Fisker Group Inc. (‘Fisker’) complies with the EU-U.S. Data Privacy Framework (EU-U.S. DPF) as set forth by the U.S. Department of Commerce. Fisker Group Inc. has certified to the U.S. Department of Commerce that it adheres to the EU-U.S. Data Privacy Framework Principles (EU-U.S. DPF Principles) with regard to the processing of personal data received from the European Union in reliance on the EU-U.S. DPF. If there is any conflict between the terms in this privacy policy and the EU-U.S. DPF Principles, the Principles shall govern. To learn more about the Data Privacy Framework (DPF) Program, and to view our certification, please visit https://www.dataprivacyframework.gov/

In compliance with the EU-U.S. DPF, Fisker Group Inc. commits to cooperate and comply respectively with the advice of the panel established by the EU data protection authorities (DPAs) with regard to unresolved complaints concerning our handling of human resources data received in reliance on the EU-U.S. DPF in the context of the employment relationship.

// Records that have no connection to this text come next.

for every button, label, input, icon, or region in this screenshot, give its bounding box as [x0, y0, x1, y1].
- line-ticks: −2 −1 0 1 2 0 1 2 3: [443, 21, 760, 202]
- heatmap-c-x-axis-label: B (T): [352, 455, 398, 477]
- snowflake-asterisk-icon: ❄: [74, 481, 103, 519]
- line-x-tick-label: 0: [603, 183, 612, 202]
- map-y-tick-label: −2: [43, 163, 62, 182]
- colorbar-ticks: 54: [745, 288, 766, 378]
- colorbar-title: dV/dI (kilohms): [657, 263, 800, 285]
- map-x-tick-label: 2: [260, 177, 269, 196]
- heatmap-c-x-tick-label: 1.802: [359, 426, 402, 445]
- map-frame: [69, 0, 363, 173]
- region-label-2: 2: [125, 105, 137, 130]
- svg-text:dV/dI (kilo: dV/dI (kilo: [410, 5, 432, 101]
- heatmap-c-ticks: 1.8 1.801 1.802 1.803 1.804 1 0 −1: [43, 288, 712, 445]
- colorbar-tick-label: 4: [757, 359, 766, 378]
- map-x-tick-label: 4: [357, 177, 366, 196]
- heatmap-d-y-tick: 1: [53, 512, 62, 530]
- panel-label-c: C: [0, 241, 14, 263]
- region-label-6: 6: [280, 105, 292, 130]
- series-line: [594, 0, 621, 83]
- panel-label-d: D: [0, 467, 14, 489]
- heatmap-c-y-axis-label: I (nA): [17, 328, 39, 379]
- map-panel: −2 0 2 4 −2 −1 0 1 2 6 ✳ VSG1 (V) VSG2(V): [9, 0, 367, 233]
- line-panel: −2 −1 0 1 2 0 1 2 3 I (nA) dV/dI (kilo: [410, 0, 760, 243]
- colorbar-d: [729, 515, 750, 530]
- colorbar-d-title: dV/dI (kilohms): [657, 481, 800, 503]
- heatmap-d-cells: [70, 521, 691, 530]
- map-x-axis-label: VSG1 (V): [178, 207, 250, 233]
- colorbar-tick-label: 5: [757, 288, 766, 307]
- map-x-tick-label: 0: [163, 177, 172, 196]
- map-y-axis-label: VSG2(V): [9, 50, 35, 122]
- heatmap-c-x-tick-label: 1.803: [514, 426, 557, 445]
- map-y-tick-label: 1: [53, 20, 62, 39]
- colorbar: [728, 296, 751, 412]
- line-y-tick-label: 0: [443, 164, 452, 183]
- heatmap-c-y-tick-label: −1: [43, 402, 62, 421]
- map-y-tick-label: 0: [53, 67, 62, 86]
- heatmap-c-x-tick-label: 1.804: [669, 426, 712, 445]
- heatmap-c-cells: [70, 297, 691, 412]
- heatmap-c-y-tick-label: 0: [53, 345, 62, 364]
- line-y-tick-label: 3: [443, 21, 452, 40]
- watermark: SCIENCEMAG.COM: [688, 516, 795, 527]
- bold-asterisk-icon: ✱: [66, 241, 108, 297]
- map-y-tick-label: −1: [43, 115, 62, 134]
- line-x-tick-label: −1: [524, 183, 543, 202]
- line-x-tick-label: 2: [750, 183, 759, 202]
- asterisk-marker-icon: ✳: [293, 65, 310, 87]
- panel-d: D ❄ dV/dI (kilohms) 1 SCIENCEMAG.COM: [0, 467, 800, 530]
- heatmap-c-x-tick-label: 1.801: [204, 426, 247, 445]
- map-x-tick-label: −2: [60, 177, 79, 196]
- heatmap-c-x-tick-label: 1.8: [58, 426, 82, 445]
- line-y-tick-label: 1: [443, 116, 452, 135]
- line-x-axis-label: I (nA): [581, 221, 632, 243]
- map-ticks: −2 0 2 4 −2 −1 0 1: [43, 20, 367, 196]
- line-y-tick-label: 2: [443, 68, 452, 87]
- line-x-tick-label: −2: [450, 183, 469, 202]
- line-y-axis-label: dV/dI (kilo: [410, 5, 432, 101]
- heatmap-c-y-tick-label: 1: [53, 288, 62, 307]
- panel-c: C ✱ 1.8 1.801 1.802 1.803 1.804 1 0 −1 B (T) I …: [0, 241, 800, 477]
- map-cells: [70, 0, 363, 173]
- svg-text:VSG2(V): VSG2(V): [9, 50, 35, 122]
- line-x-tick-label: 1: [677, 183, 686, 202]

If you have any inquiries or complaints about our handling of your personal information under the Data Privacy Framework, or about our privacy practices, please contact us at: dpo@fiskerinc.com. We will respond to your inquiry promptly. If you have an unresolved privacy or data use concern that we have not addressed, we have agreed to participate in the VeraSafe Data Privacy Framework Dispute Resolution Procedure (‘VeraSafe’). You could submit a complaint to VeraSafe for a free of charge at https://www.verasafe.com/privacy-services/dispute-resolution/submit-dispute/

If neither Fisker nor VeraSafe resolves your complaint, you may pursue binding arbitration through the Data Privacy Framework Panel. To learn more about the Data Privacy Framework Panel, visit here.

As detailed in our privacy policy, we sometimes provide personal information to third parties to perform services on our behalf. If we transfer personal information received under the Data Privacy Framework to a third party, the third party's access, use, and disclosure of the personal information must also be in compliance with our Data Privacy Framework obligations, and we will remain liable under the Data Privacy Framework for any failure to do so by the third party unless we prove we are not responsible for the event giving rise to the damage.

Fisker is subject to the investigatory and enforcement powers of the Federal Trade Commission (FTC). We may be required to disclose personal information that we handle under the Data Privacy Framework in response to lawful requests by public authorities, including to meet national security or law enforcement requirements.